Hacker News new | ask | show | jobs
by tabs_masterrace 1953 days ago
For those who have the freedom to decide what to use, I recommend looking into rolling your own. Especially if you're writing back-end services for your app anyway. After Google shutdown Fabric.io, we asked ourselves why even rely on 3rd parties for analytics. All we really wanted to know is basic usage statistics, like uniques, sessions, events. Turns out to be just a few days of work for what amounts to a CRUD service with a worker. Small bootstrapped HTML page to view the stats, no pretty graphs or anything, just numbers. The client code is around 300 lines, basically a simple network request queue. For comparison the latest libGoogleAnalyticsServices.a comes in at ~35mb (wtf?).
5 comments

Analytics tools like Amplitude give you vastly more and more-useful information than just sessions and events. Sure, it's one thing to capture events, but fast and easy search and segmentation of those events? Building ad-hoc funnels and visualizing behavior of cohorts over those funnels? This is real and significant value.

There's a reason that there are profitable companies dedicated to building stuff like this. It's really hard to get right in a scalable way.

Unless you're already a multi-billion dollar corp (and how did you get that big without analytics), it's a no-brainer - this is something to buy, not to build.

Agree, building this in 2021 is not a good use of data engineering time.

As well as the SaaS packages like Amplitude and Mixpanel, you also have great open-source tools and platforms for mobile and product analytics like PostHog (https://posthog.com/), Countly (https://count.ly/) and Snowplow (https://snowplowanalytics.com/).

Disclosure: Snowplow co-founder.

I regularly see a lot of GA analytics on HN.

How does your solution compare to Matomo ? I feel the interface is extremely dated and not intuitive but that just might be me.

Why is Matomo so rarely cited ?

cofounder of analytics company says it's not worth building an analytics solution.

I welcome the competition.

While I do agree, this stuff is vastly more complex then just what the OP said.

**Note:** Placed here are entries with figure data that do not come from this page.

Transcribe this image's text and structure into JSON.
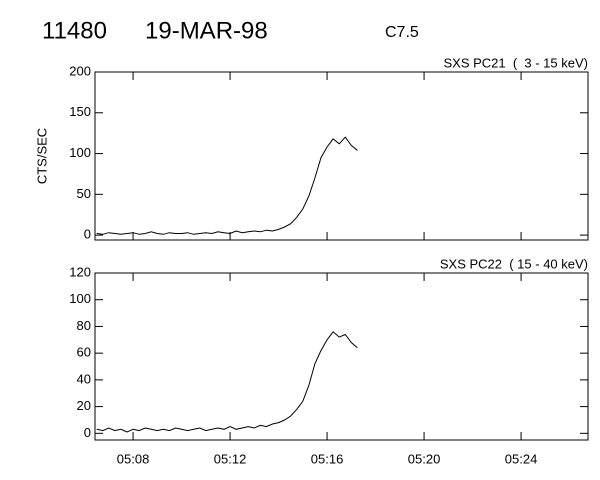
{
  "header": {
    "id": "11480",
    "date": "19-MAR-98",
    "class": "C7.5"
  },
  "chart_data": [
    {
      "type": "line",
      "title": "SXS PC21  (  3 - 15 keV)",
      "y_label": "CTS/SEC",
      "color": "#000000",
      "x": [
        6.5,
        6.75,
        7,
        7.25,
        7.5,
        7.75,
        8,
        8.25,
        8.5,
        8.75,
        9,
        9.25,
        9.5,
        9.75,
        10,
        10.25,
        10.5,
        10.75,
        11,
        11.25,
        11.5,
        11.75,
        12,
        12.25,
        12.5,
        12.75,
        13,
        13.25,
        13.5,
        13.75,
        14,
        14.25,
        14.5,
        14.75,
        15,
        15.25,
        15.5,
        15.75,
        16,
        16.25,
        16.5,
        16.75,
        17,
        17.25
      ],
      "values": [
        2,
        1,
        3,
        2,
        1,
        2,
        3,
        1,
        2,
        4,
        2,
        1,
        3,
        2,
        2,
        3,
        1,
        2,
        3,
        2,
        4,
        3,
        2,
        5,
        3,
        4,
        5,
        4,
        6,
        5,
        7,
        10,
        14,
        22,
        32,
        48,
        70,
        95,
        108,
        118,
        112,
        120,
        110,
        104
      ],
      "xlim": [
        6.43,
        26.76
      ],
      "xticks": [
        8,
        12,
        16,
        20,
        24
      ],
      "ylim": [
        -6,
        200
      ],
      "yticks": [
        0,
        50,
        100,
        150,
        200
      ]
    },
    {
      "type": "line",
      "title": "SXS PC22  ( 15 - 40 keV)",
      "color": "#000000",
      "x": [
        6.5,
        6.75,
        7,
        7.25,
        7.5,
        7.75,
        8,
        8.25,
        8.5,
        8.75,
        9,
        9.25,
        9.5,
        9.75,
        10,
        10.25,
        10.5,
        10.75,
        11,
        11.25,
        11.5,
        11.75,
        12,
        12.25,
        12.5,
        12.75,
        13,
        13.25,
        13.5,
        13.75,
        14,
        14.25,
        14.5,
        14.75,
        15,
        15.25,
        15.5,
        15.75,
        16,
        16.25,
        16.5,
        16.75,
        17,
        17.25
      ],
      "values": [
        3,
        2,
        4,
        2,
        3,
        1,
        3,
        2,
        4,
        3,
        2,
        3,
        2,
        4,
        3,
        2,
        3,
        4,
        2,
        3,
        4,
        3,
        5,
        3,
        4,
        5,
        4,
        6,
        5,
        7,
        8,
        10,
        13,
        18,
        24,
        36,
        52,
        62,
        70,
        76,
        72,
        74,
        68,
        64
      ],
      "xlim": [
        6.43,
        26.76
      ],
      "xticks": [
        {
          "value": 8,
          "label": "05:08"
        },
        {
          "value": 12,
          "label": "05:12"
        },
        {
          "value": 16,
          "label": "05:16"
        },
        {
          "value": 20,
          "label": "05:20"
        },
        {
          "value": 24,
          "label": "05:24"
        }
      ],
      "ylim": [
        -5,
        120
      ],
      "yticks": [
        0,
        20,
        40,
        60,
        80,
        100,
        120
      ]
    }
  ]
}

But funnels are nothing more then how many people did Y after X.

If you record everything (say every single web request) you could easily do a query to find out that type of data and shove it in a table.

collecting the data isn't the problem, its the analysis thats annoying. ie. this only gets you so far:

> Small bootstrapped HTML page to view the stats, no pretty graphs or anything, just numbers.

Maybe I want to see the number of some custom event per week, ok, now show me number per session, then break it down by country etc etc. I guess you could export the data to some BI tool and create a bunch of reports, but that is a bit of a hassle, especially since in anything but a very small company the people who most want to do this analysis are going to be non-technical. Are you going to assign engineering resources to sit around making reports full time? Much easier to just use google which 1) has all this built in 2) people already know how to use

> Maybe I want to see the number of some custom event per week, ok, now show me number per session, then break it down by country etc etc.

There's this thing called SQL that the oldies used to generate such reports ... Jokes apart, I agree with the suggestion to build your own analytics, or host one using some popular open source analytic software. There is more privacy awareness among users now, and sharing your data with Google or Microsoft or Facebook is the easiest way to hurt your reputation with these individuals. Has everyone forgot that webservers still generate their own visitors logs? Moreover, if you think the data is important enough to collect and analyse, it seems quite foolish to trust a third-party with it, especially a free one.

Unlike everyone else here, I agree. In most cases you can build your own analytics.

Think about what kind of analytics you need, and then decide if you should buy something complicated or just build something simple yourself.

For example, for us crash reporting and knowing wich system version to support is important, so we built our own analytics system for that.

We don't need detailed usage statistics. It's just not very useful for us. We know that people use features that we build, the question is which features are missing! Why are people not able to use our app?

No amount of analytics on our existing users is going to tell us that, so getting powerful analytics is just not important for us.

It's weird if the policy is you can do whatever you want as powerful as you want if you roll your own, but you can't do anything no matter how simple if you use a free third-party SDK, but... is that what it looks like?
No sorry, that isn't it at all but it's easy to see how you would think so.

You can do whatever tracking you like, however you like using whatever SDK you like, as long as you obey basically two rules:

* If you are tracking identifiable information you must present an opt-in dialog. It doesn't matter if you roll your own or use an SDK to do it.

* If you are doing 3rd party tracking, and generally these SDKs are designed to do that, you must indicate this in the App's privacy information.

Honestly, that's all there is to it. The whole article, and the "de-factor ban' narrative being pushed so hard on this forum are predicated on the assumption that doing either of these things is simply inconceivable. However if you are willing to do them, all the restrictions melt away. It's really as simple as that. Ask the users and tell them the truth. That's all that's being required.

The only complications come if you want to weasel your way out of doing these things. That's why the blog post author, and the 'de-facto ban' crowd here think this is such a fiendishly difficult problem.

Waiting for a open source GitHub version